Moreover, the government's instruments of repression have been beefed up and strengthened, and by all indicators are readily available. In other words, whereas the authorities in these other countries are not prepared to use violence to quell unrest, Moscow is quite ready and has already showed how it will do so.
Secondly, Russia has already responded to the crisis. It has conducted a stealth depreciation of the ruble in the misguided belief that it can orchestrate a soft landing for it. Thirdly, it has bailed out oligarchs and big banks lest their foreign creditors take over companies that were offered as collateral for loans that now cannot be repaid.
Fourthly, it has announced a huge campaign of defense spending, even as it takes over more and more industries as part of the giant state corporations under Rostekhnologii to do. The abortive weapons plan of 2006-15 has now been compelled to be completed by 2011, so that a new and equally predestined to fail ten year weapons plan of 2011-2020 can begin and consume even more money that Russia does not have.
This conjunction of bailing out corporations by taking them over in one way or another, vastly increased defense spending, permanent inflation that is built into the system, autarchic moves such as trying to create a ruble bloc by which to subordinate Russia's neighbors, partake in both Soviet or, more aptly, totalitarian practices. This is not to say that we have arrived at the last stop of the train.
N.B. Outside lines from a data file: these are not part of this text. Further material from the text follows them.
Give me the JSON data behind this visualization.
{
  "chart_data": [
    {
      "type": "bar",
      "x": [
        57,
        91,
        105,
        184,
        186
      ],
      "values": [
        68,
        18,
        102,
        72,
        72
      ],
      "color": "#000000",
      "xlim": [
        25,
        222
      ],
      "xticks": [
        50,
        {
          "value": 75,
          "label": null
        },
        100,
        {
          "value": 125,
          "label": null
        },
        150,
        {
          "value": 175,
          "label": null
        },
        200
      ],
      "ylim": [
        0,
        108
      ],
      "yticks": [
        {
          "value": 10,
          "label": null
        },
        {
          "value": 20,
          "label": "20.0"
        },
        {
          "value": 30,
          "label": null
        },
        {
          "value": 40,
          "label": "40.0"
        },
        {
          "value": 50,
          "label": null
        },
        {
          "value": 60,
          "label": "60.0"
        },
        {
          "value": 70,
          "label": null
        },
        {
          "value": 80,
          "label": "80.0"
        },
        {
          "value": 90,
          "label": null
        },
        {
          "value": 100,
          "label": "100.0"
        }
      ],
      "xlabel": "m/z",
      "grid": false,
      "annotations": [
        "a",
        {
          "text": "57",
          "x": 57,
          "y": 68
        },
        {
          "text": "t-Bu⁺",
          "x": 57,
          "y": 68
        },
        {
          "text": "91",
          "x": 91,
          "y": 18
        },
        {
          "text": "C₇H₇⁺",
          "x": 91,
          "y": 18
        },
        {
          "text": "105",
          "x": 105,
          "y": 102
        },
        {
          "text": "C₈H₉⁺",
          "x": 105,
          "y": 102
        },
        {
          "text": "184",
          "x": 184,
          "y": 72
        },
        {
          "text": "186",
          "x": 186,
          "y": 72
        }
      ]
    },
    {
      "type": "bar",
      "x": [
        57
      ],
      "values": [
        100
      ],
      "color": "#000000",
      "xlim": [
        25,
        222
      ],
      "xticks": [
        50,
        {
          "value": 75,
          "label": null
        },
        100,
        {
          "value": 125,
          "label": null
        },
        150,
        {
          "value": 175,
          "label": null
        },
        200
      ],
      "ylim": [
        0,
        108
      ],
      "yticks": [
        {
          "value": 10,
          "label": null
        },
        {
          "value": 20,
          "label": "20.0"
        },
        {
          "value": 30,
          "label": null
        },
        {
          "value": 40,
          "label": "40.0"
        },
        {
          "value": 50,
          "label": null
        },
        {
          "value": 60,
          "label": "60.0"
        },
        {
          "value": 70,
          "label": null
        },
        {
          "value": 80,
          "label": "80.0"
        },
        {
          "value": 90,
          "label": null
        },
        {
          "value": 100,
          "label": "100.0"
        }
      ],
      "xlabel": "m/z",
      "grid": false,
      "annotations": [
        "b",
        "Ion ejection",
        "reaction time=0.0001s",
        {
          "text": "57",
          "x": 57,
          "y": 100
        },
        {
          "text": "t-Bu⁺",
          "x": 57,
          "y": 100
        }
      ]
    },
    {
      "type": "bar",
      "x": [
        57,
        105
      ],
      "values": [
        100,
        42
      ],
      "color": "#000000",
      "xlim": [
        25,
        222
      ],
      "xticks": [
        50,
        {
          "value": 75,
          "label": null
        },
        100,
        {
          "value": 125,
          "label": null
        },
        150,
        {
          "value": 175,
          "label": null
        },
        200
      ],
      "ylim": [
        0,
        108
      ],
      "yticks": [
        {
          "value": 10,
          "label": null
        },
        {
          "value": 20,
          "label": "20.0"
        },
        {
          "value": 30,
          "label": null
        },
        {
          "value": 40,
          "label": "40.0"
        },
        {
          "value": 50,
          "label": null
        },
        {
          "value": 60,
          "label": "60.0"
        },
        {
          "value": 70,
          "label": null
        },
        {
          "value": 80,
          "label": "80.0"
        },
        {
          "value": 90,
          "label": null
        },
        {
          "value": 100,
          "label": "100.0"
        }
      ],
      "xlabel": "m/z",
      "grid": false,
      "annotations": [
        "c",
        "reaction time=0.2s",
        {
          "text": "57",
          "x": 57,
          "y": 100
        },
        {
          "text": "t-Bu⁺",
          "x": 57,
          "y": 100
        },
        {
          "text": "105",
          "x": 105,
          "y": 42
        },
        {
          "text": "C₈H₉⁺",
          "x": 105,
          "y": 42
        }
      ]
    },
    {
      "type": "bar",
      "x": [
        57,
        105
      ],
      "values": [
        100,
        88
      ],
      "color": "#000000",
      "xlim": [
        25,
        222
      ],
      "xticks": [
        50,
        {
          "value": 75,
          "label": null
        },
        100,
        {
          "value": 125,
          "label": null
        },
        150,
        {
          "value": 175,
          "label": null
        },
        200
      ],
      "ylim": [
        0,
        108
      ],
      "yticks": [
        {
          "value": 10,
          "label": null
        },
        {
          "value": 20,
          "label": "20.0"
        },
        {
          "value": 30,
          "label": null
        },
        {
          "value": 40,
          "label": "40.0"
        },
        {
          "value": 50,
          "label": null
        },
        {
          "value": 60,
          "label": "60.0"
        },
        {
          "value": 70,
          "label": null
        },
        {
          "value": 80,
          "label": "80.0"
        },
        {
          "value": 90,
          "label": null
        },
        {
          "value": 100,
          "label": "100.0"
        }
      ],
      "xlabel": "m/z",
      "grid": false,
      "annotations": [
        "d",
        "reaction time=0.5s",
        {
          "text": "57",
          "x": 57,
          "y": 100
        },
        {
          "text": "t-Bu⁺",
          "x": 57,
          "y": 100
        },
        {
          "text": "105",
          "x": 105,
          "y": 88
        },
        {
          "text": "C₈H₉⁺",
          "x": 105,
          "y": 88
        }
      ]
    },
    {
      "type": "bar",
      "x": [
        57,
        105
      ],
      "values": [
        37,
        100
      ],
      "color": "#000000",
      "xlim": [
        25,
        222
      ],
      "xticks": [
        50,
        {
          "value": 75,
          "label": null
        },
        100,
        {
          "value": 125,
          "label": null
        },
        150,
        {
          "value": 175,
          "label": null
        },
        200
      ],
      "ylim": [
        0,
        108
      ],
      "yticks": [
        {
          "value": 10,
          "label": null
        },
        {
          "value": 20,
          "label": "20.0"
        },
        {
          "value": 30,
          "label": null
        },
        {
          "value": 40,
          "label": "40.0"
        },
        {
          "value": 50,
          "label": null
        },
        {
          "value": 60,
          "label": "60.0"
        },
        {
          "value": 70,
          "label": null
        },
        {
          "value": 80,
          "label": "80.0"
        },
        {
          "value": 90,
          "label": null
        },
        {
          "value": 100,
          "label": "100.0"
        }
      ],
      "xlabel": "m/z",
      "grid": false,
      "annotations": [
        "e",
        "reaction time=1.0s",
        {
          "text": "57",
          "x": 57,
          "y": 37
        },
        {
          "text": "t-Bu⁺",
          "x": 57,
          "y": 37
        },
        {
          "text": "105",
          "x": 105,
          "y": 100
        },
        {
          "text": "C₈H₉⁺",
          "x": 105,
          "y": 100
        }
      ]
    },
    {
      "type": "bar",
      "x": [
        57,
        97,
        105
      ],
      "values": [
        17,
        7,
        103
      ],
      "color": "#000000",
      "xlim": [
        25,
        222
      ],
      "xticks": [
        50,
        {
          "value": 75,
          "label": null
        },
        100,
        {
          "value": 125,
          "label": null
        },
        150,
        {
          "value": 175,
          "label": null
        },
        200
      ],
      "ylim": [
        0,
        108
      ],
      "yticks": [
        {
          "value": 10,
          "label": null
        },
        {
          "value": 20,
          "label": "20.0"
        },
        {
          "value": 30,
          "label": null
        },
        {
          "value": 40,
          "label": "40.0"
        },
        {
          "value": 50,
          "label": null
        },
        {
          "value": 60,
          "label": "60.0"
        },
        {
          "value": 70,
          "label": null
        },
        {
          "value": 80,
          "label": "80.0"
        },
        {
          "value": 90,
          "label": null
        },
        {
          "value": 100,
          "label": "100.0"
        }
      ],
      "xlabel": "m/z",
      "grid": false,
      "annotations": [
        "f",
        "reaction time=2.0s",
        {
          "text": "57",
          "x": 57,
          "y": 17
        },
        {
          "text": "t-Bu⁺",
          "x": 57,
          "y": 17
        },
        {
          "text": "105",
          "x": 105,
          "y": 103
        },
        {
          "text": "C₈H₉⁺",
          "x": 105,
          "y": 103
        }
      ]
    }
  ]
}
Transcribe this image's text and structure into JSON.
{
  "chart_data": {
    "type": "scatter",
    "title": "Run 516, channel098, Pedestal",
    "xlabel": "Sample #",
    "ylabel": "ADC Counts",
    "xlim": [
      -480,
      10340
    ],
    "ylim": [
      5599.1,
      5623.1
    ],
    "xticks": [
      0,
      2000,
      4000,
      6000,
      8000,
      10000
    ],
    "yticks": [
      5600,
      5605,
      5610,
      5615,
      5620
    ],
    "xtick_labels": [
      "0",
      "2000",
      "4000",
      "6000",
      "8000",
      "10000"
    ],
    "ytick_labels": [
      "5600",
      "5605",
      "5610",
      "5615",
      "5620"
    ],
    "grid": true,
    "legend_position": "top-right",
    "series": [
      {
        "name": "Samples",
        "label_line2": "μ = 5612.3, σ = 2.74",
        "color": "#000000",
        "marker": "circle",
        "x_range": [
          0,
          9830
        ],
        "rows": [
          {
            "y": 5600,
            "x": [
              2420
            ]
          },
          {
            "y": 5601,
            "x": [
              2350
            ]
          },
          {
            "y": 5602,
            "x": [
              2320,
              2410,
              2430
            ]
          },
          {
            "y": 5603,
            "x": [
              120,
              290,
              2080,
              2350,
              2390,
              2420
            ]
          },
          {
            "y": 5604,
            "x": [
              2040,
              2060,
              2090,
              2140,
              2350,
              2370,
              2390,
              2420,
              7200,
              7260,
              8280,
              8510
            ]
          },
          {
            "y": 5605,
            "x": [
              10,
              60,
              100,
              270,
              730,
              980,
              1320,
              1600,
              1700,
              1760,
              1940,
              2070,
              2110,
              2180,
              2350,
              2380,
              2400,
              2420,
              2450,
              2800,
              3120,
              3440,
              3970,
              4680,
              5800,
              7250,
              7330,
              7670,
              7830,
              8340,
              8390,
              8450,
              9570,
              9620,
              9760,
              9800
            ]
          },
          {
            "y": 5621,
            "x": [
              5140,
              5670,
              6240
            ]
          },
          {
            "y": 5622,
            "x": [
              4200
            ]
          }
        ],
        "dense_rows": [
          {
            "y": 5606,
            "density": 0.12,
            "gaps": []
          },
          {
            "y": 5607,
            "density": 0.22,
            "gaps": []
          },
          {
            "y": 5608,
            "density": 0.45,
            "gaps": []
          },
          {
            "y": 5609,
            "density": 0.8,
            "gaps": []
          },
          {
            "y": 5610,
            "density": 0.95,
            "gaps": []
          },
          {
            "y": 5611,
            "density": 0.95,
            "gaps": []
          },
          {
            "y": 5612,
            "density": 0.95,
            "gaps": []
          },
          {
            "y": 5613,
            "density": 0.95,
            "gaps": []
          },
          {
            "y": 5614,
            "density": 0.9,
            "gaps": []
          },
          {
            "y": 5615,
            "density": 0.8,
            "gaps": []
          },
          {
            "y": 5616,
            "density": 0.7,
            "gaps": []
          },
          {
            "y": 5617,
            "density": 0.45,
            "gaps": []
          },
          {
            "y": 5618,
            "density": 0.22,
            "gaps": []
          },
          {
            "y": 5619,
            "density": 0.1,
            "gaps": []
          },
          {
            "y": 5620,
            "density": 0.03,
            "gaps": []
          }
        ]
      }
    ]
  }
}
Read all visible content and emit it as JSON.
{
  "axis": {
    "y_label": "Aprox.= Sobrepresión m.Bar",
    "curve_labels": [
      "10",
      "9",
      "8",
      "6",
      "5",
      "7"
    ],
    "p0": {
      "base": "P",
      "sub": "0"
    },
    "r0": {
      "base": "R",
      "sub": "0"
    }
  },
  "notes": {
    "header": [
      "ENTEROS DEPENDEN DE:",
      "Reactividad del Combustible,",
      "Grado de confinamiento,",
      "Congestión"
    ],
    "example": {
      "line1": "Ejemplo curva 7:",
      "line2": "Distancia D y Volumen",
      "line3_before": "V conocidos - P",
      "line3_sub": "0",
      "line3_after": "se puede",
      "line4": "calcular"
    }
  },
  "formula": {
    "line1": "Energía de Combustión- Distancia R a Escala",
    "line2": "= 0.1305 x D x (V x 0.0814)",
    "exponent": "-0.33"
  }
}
But its route at the moment is a very dangerous one.
Beyond that, however, Moscow has no effective answer to the crisis. It tied its fate to energy and did not bother to invest sufficiently in alternative sources of wealth production or human capital. Indeed, at current prices of energy on the world market the budget will suffer an estimated deficit of four trillion rubles.
This crisis will show in graphic detail just how suboptimal the Russian economy is, and how patrimonial it remains. Many of us, this author included, predicted this outcome. The efforts by Medvedev to introduce some timid liberalizing reforms from above appear to have run into the ground, as the “Putintsy” want to safeguard their sources of their wealth in the energy industry.
Until and unless oil prices rise, it is difficult to see how the current policies, autarchic maneuvers, state takeovers, inflation, and vastly increased defense spending translate into growth and prosperity.
Undoubtedly there is already popular resistance, as in the Far East, and probably there will be more. But unlike the situation in neighboring states, Russia is prepared, or so it seems, at any rate, to drown this unrest in blood and violence.
Indeed some rulers of the CIS learned from the color revolutions that this is what they must do to stay in power. So if unrest force will be invoked, we shall then see the consequences of that violence.